This piece was originally written in 2011 by Ellen Percy Miller. It details the life and fortunes of John Chapman before the Civil War and his rapid decline following it.
Broken by the maltreatment to him by Union soldiers, the destruction of his property and the certain knowledge he had lost the Mill which his father had admonished in his will, was not to leave the family, John Chapman suffered a mental breakdown. His family said he became a lunatic in 1862 and they committed him to the Western Lunatic Asylum in Staunton, Va. in 1864.
John Chapman died in the Western Lunatic Asylum in December of 1866.
In the 1861 Land Tax formulas John Chapman’s 620 ¾ acres of land and buildings in Thoroughfare-Bull Run Mountain were valued at $13,967.25. In the 1865 Land Tax formulas they were valued at $12,967.25 with a notation, “$1000 off-dam…to Buildings.” Other taxpayers had the notation, “Buildings destroyed” which leads to the question of how damaged were Chapman’s buildings? To quote from Noel Harrison’s article, A New Look at Chapman’s (Beverley) Mill… “The exact impact of the engagement upon the industrial complex at Chapman’s Mill is also difficult to determine. This uncertainty is due to the fact that Thoroughfare Gap was later the scene of numerous military encampments and at least three other engagements—in October 1862 and May and June 1863—between elements of the main contending armies. Enough off the interior of Chapman’s Mill had survived by August 28, 1862 to enable the Massachusetts sharpshooters to ascend to its second floor, but, by July 1863, the building was described as ‘windowless and floorless’ and, along with the adjacent structures, ‘deserted.’” One wonders if perhaps the mill functioned from August 28, 1862 until a year later in 1863. We do know that a photograph taken in 1898 by a Spanish-American War soldier in the encampment in Thoroughfare Gap showed a damaged stone warehouse by the mill and on the back is written that it had been damaged during the Civil War.
In 1867 Chapman’s Mill was ordered sold to settle Chapman’s debts, provide his widow with her dower and his siblings with their lost inheritance. The Mill with its sawmill did not get a bid at a public auction.
The Personal Property Tax of 1867 noted that John Chapman’s estate only had 1 horse, no carriage, 7 cattle, no sheep, no hogs, no watch, only $15 in gold, silver plate and jewelry but still had $300 worth of kitchen and household goods. The total value was $708 compared to the Personal Property Tax of 1860 whose sum value was $2,160.
By 1869 his estate was indebted by $31,042.09 (today equal to $620,840.)

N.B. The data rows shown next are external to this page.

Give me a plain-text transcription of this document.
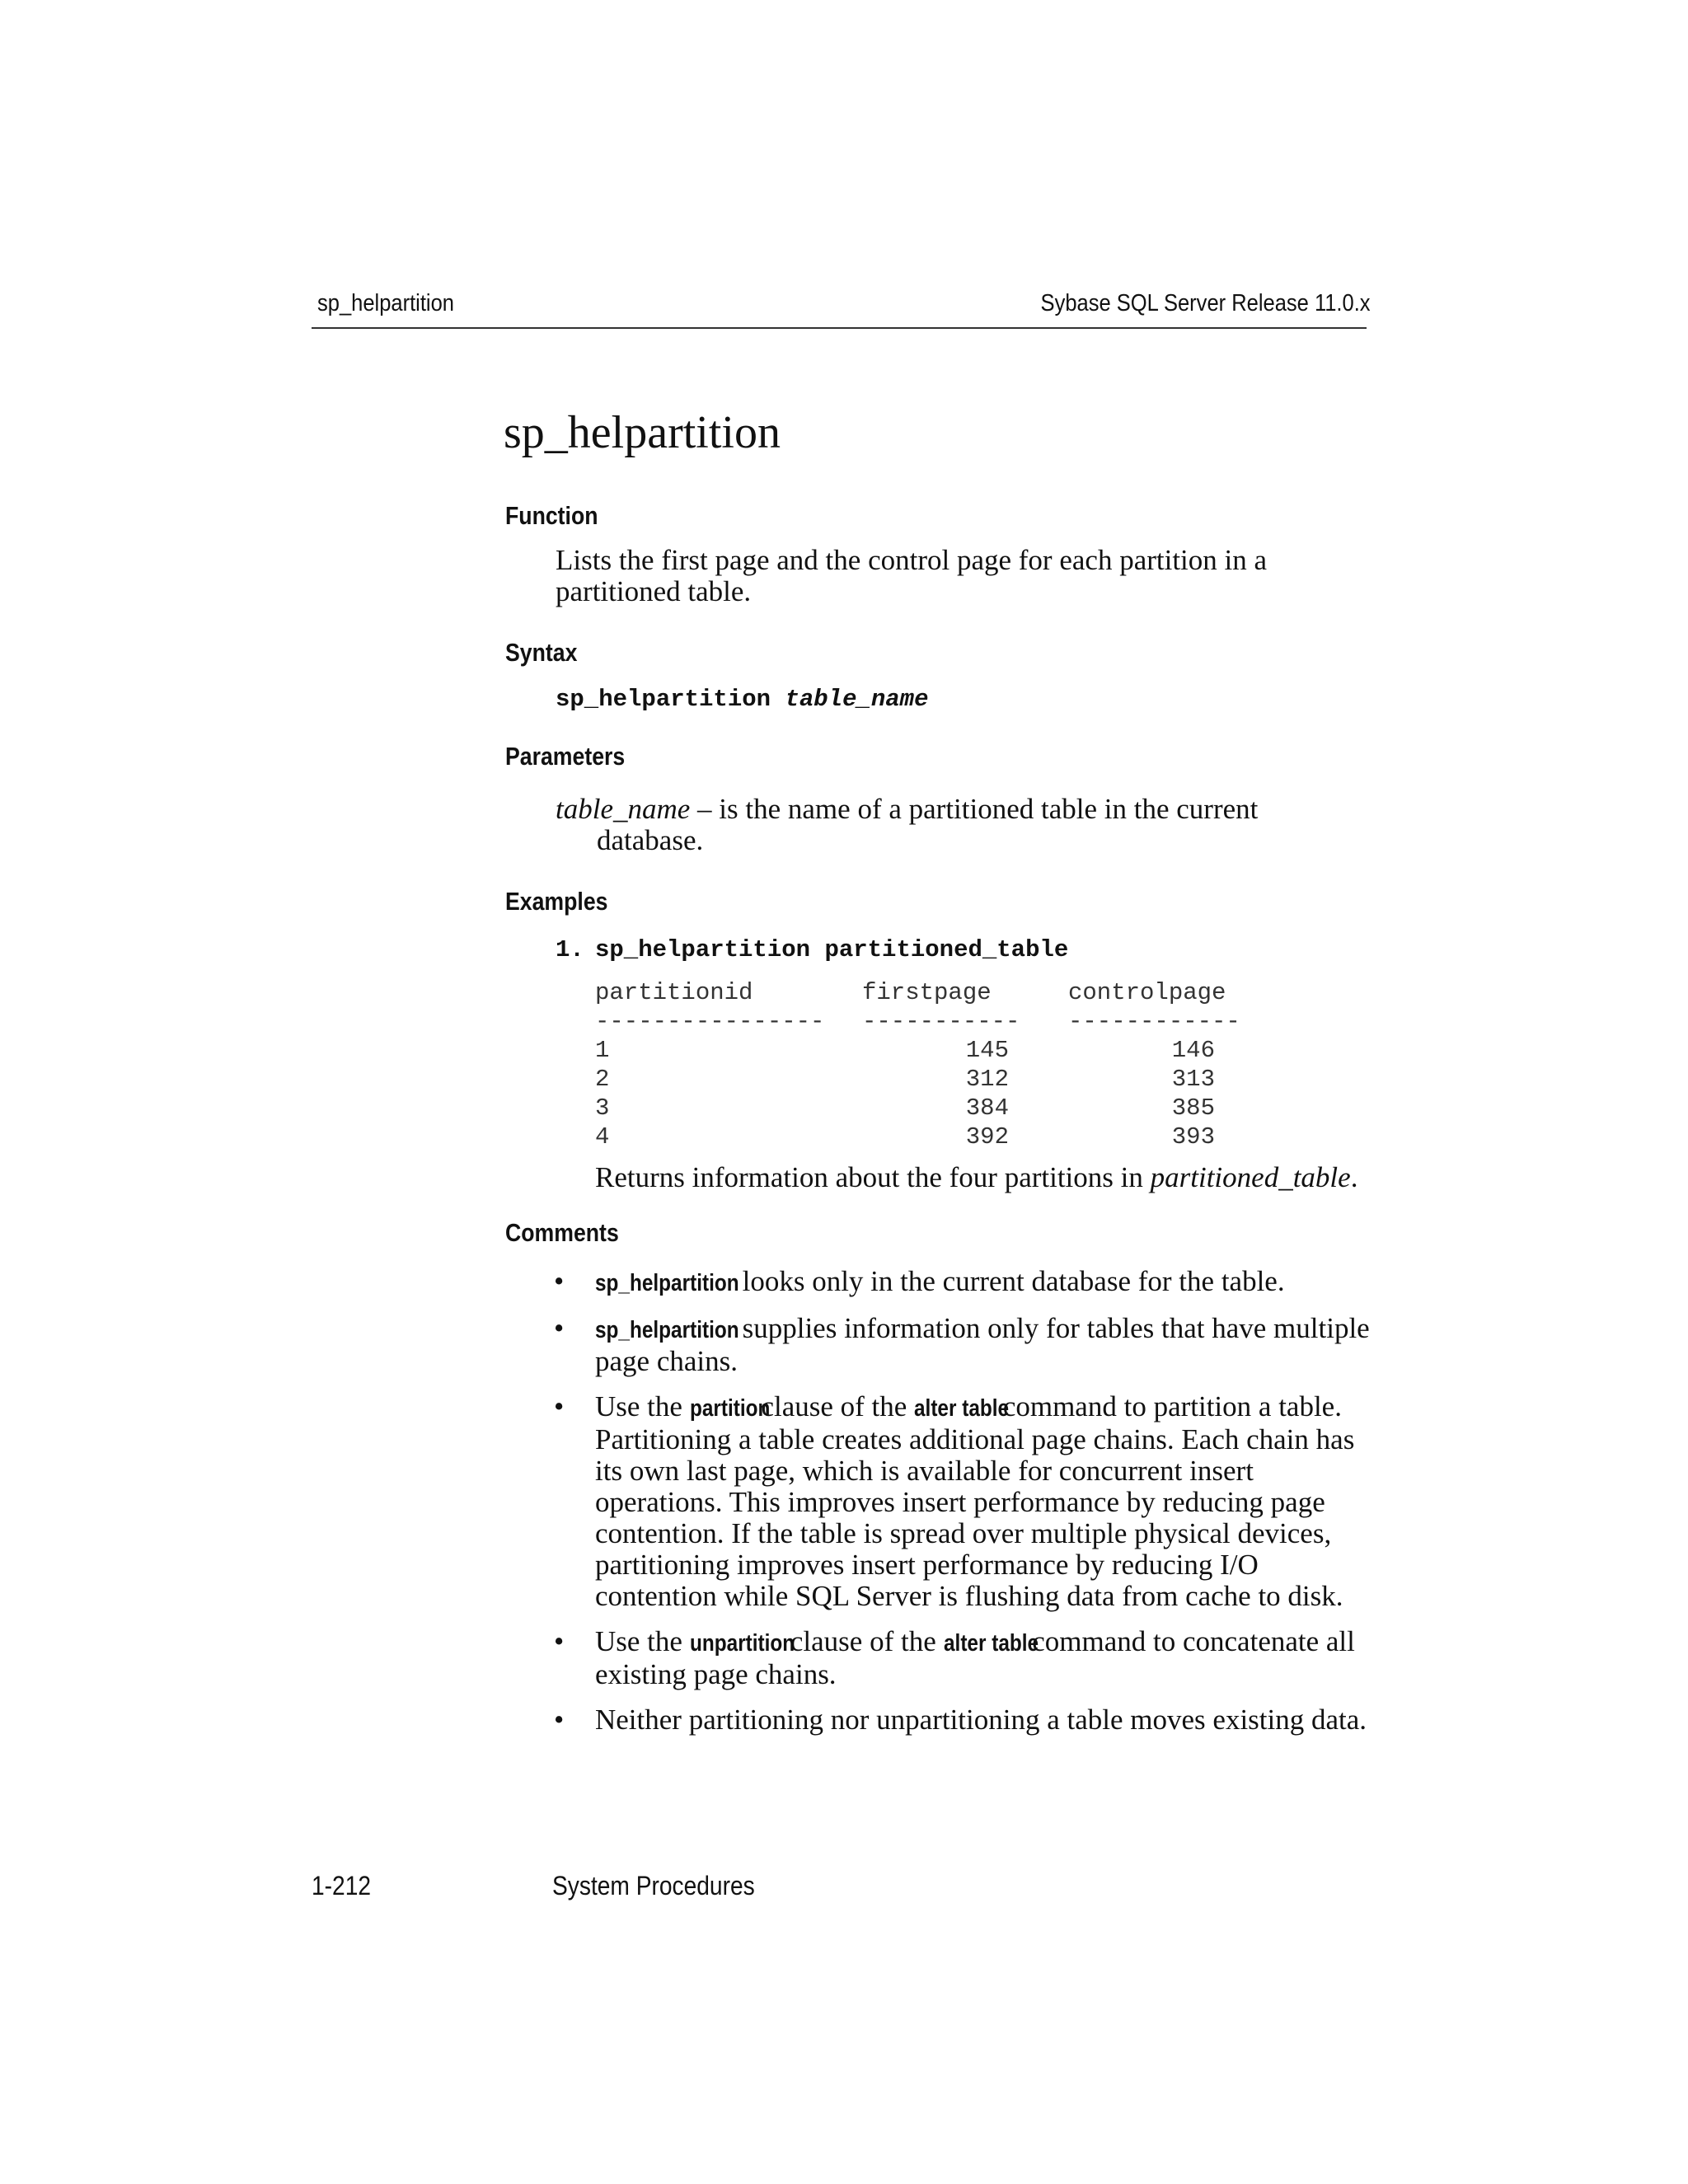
sp_helpartition	Sybase SQL Server Release 11.0.x
sp_helpartition
Function

Lists the first page and the control page for each partition in a partitioned table.

Syntax
sp_helpartition table_name
Parameters
table_name – is the name of a partitioned table in the current
database.
Examples
1. sp_helpartition partitioned_table
partitionid	firstpage	controlpage
---------------- ----------- ------------
1	145	146
2	312	313
3	384	385
4	392	393

Returns information about the four partitions in partitioned_table.

Comments
• sp_helpartition looks only in the current database for the table.
• sp_helpartition supplies information only for tables that have multiple page chains.
• Use the partition clause of the alter table command to partition a table. Partitioning a table creates additional page chains. Each chain has its own last page, which is available for concurrent insert operations. This improves insert performance by reducing page contention. If the table is spread over multiple physical devices, partitioning improves insert performance by reducing I/O contention while SQL Server is flushing data from cache to disk.
• Use the unpartition clause of the alter table command to concatenate all existing page chains.
• Neither partitioning nor unpartitioning a table moves existing data.
1-212	System Procedures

Again, in 1870 the Mill did not sell at a public auction.
Sometime between 1871 and 1876 Robert Beverley bought the Chapman’s Mill property, thus ending 130 years of ownership by the Chapman family. John Chapman didn’t follow the dictates of his father’s will: to never mortgage or sell the Mill—it must be kept in the family, “to share and share alike” with siblings, and have “no disputes” regarding inheritances. However, without the advent of the Civil War perhaps he would not have lost his mill.
It took the Chapman family years to resolve John’s estate, partially because he appropriated his brother George’s estate instead of dividing it between the siblings.
As one can see, John Chapman did suffer economically, physically and emotionally from the Civil War. Prince William County’s economic development was also diminished by the loss of its largest and most important industrial complex.
Postscript: Ellen Thornton Chapman, widow of John, died at the Louise Home in Washington DC. This was a home for gentlewomen who had been reduced by misfortune, established in 1870 by William Corcoran who also founded the Corcoran Art Gallery.